A longtime Teamsters leader is fighting the takeover of his local in court. John P. Morris asked a federal judge Tuesday to block his removal from the Philadelphia local he founded four decades ago.
The International Brotherhood of Teamsters declared emergency trusteeship of the 2,700-member Local 115 Nov. 15 and removed Morris as secretary-treasurer. He also was removed as president of the Pennsylvania Conference of Teamsters and of Philadelphia-area Joint Council 53.
Trusteeship documents said Morris used union funds to buy and stockpile an arsenal of weapons. They also claim that members of Morris' local were mistreated, and that Morris had arrangements with employers to fire union members he felt were not loyal.
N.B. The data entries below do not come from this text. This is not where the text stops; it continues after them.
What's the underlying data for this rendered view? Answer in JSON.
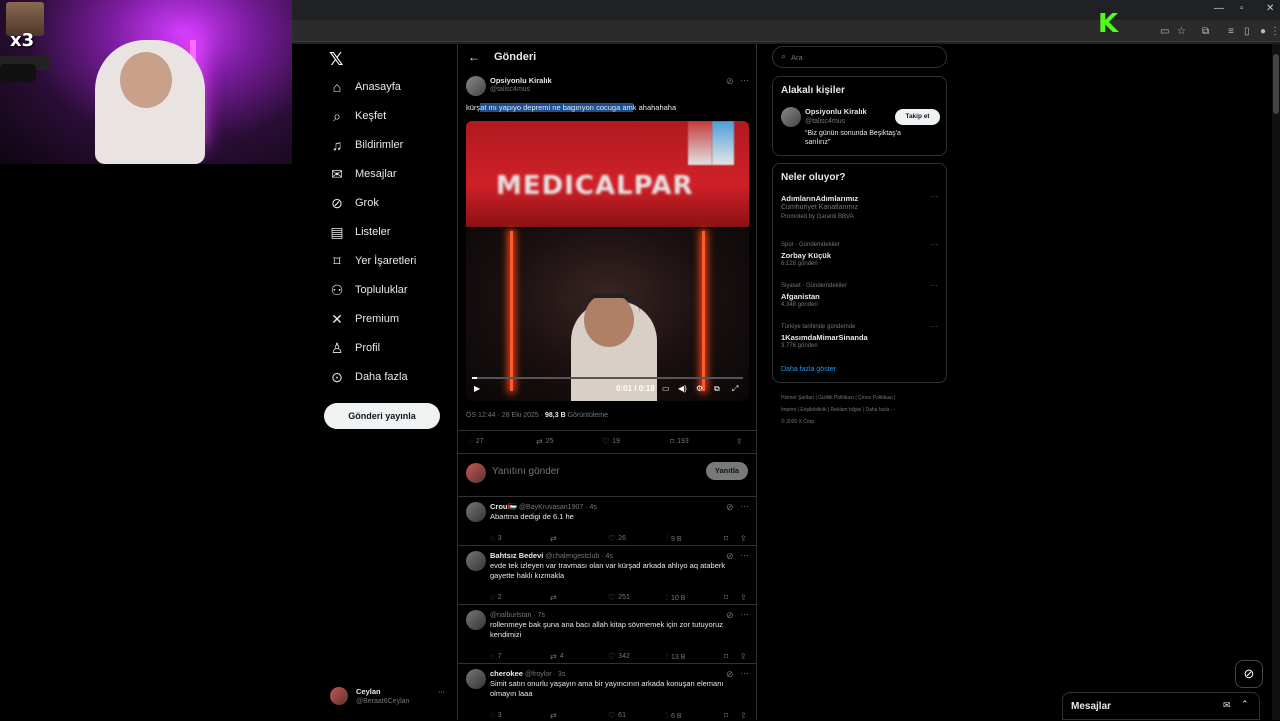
{
  "nav": {
    "items": [
      {
        "label": "Anasayfa",
        "icon": "home-icon",
        "glyph": "⌂"
      },
      {
        "label": "Keşfet",
        "icon": "search-icon",
        "glyph": "⌕"
      },
      {
        "label": "Bildirimler",
        "icon": "bell-icon",
        "glyph": "♫"
      },
      {
        "label": "Mesajlar",
        "icon": "mail-icon",
        "glyph": "✉"
      },
      {
        "label": "Grok",
        "icon": "grok-icon",
        "glyph": "⊘"
      },
      {
        "label": "Listeler",
        "icon": "list-icon",
        "glyph": "▤"
      },
      {
        "label": "Yer İşaretleri",
        "icon": "bookmark-icon",
        "glyph": "⌑"
      },
      {
        "label": "Topluluklar",
        "icon": "communities-icon",
        "glyph": "⚇"
      },
      {
        "label": "Premium",
        "icon": "x-icon",
        "glyph": "✕"
      },
      {
        "label": "Profil",
        "icon": "profile-icon",
        "glyph": "♙"
      },
      {
        "label": "Daha fazla",
        "icon": "more-circle-icon",
        "glyph": "⊙"
      }
    ],
    "post_button": "Gönderi yayınla",
    "me": {
      "name": "Ceylan",
      "handle": "@Beraat6Ceylan"
    }
  },
  "overlay": {
    "badge": "x3"
  },
  "header": {
    "title": "Gönderi"
  },
  "post": {
    "author_name": "Opsiyonlu Kiralık",
    "author_handle": "@talisc4mus",
    "text_pre": "kürş",
    "text_highlight": "at mı yapıyo depremi ne bagırıyon cocuga am",
    "text_post": "k ahahahaha",
    "video_time": "0:01 / 0:18",
    "media_banner": "MEDICALPAR",
    "meta_time": "ÖS 12:44 · 28 Eki 2025 · ",
    "views": "98,3 B",
    "views_label": " Görüntüleme",
    "replies": "27",
    "reposts": "25",
    "likes": "19",
    "bookmarks": "193"
  },
  "reply_box": {
    "placeholder": "Yanıtını gönder",
    "button": "Yanıtla"
  },
  "replies": [
    {
      "name": "Crou🇵🇸",
      "handle": "@BayKruvasan1907 · 4s",
      "text": "Abartma dedigi de 6.1 he",
      "text2": "",
      "replies": "3",
      "reposts": "",
      "likes": "26",
      "views": "9 B"
    },
    {
      "name": "Bahtsız Bedevi",
      "handle": "@chalengestclub · 4s",
      "text": "evde tek izleyen var travması olan var kürşad arkada ahlıyo aq ataberk",
      "text2": "gayette haklı kızmakla",
      "replies": "2",
      "reposts": "",
      "likes": "251",
      "views": "10 B"
    },
    {
      "name": "",
      "handle": "@nalburlstan · 7s",
      "text": "rollenmeye bak şuna ana bacı allah kitap sövmemek için zor tutuyoruz",
      "text2": "kendimizi",
      "replies": "7",
      "reposts": "4",
      "likes": "342",
      "views": "13 B"
    },
    {
      "name": "cherokee",
      "handle": "@froylor · 3s",
      "text": "Simit satın onurlu yaşayın ama bir yayıncının arkada konuşan elemanı",
      "text2": "olmayın laaa",
      "replies": "3",
      "reposts": "",
      "likes": "61",
      "views": "6 B"
    }
  ],
  "right": {
    "search_placeholder": "Ara",
    "related_title": "Alakalı kişiler",
    "related": {
      "name": "Opsiyonlu Kiralık",
      "handle": "@talisc4mus",
      "bio": "“Biz günün sonunda Beşiktaş'a sarılırız”",
      "follow": "Takip et"
    },
    "trends_title": "Neler oluyor?",
    "trends": [
      {
        "context": "",
        "title": "AdımlarınAdımlarımız",
        "sub": "Cumhuriyet Kanatlarımız",
        "count": "Promoted by Garanti BBVA"
      },
      {
        "context": "Spor · Gündemdekiler",
        "title": "Zorbay Küçük",
        "sub": "",
        "count": "6.128 gönderi"
      },
      {
        "context": "Siyaset · Gündemdekiler",
        "title": "Afganistan",
        "sub": "",
        "count": "4.348 gönderi"
      },
      {
        "context": "Türkiye tarihinde gündemde",
        "title": "1KasımdaMimarSinanda",
        "sub": "",
        "count": "3.776 gönderi"
      }
    ],
    "show_more": "Daha fazla göster",
    "footer": [
      "Hizmet Şartları  |  Gizlilik Politikası  |  Çerez Politikası  |",
      "Imprint  |  Erişilebilirlik  |  Reklam bilgisi  |  Daha fazla ···",
      "© 2025 X Corp."
    ]
  },
  "messages_bar": {
    "label": "Mesajlar"
  },
  "colors": {
    "accent": "#1d9bf0",
    "kick": "#53fc18",
    "highlight": "#1d4f91"
  }
}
However, a Morris aide defended him against charges that he ruled the local by fear and intimidation. Kenneth Woodring, chief of staff of the local, testified that Morris has a temper, but that "I would not say he is physically dangerous."
Morris claims his ouster is politically motivated. Morris has been a vocal opponent of Teamsters President James P. Hoffa. In the first day of the hearing, Morris' attorneys played a videotape of Hoffa during his presidential campaign, saying he pledged to end the tyranny of Morris' heavy-handed tactics at Local 115 if he were elected.
Hoffa's attorneys said the comment did not mean he was threatening retaliation against Morris. In fact, they pointed out that Hoffa went on to say on the same tape, "You should have the right to speak out if you differ with me, because we are a democracy."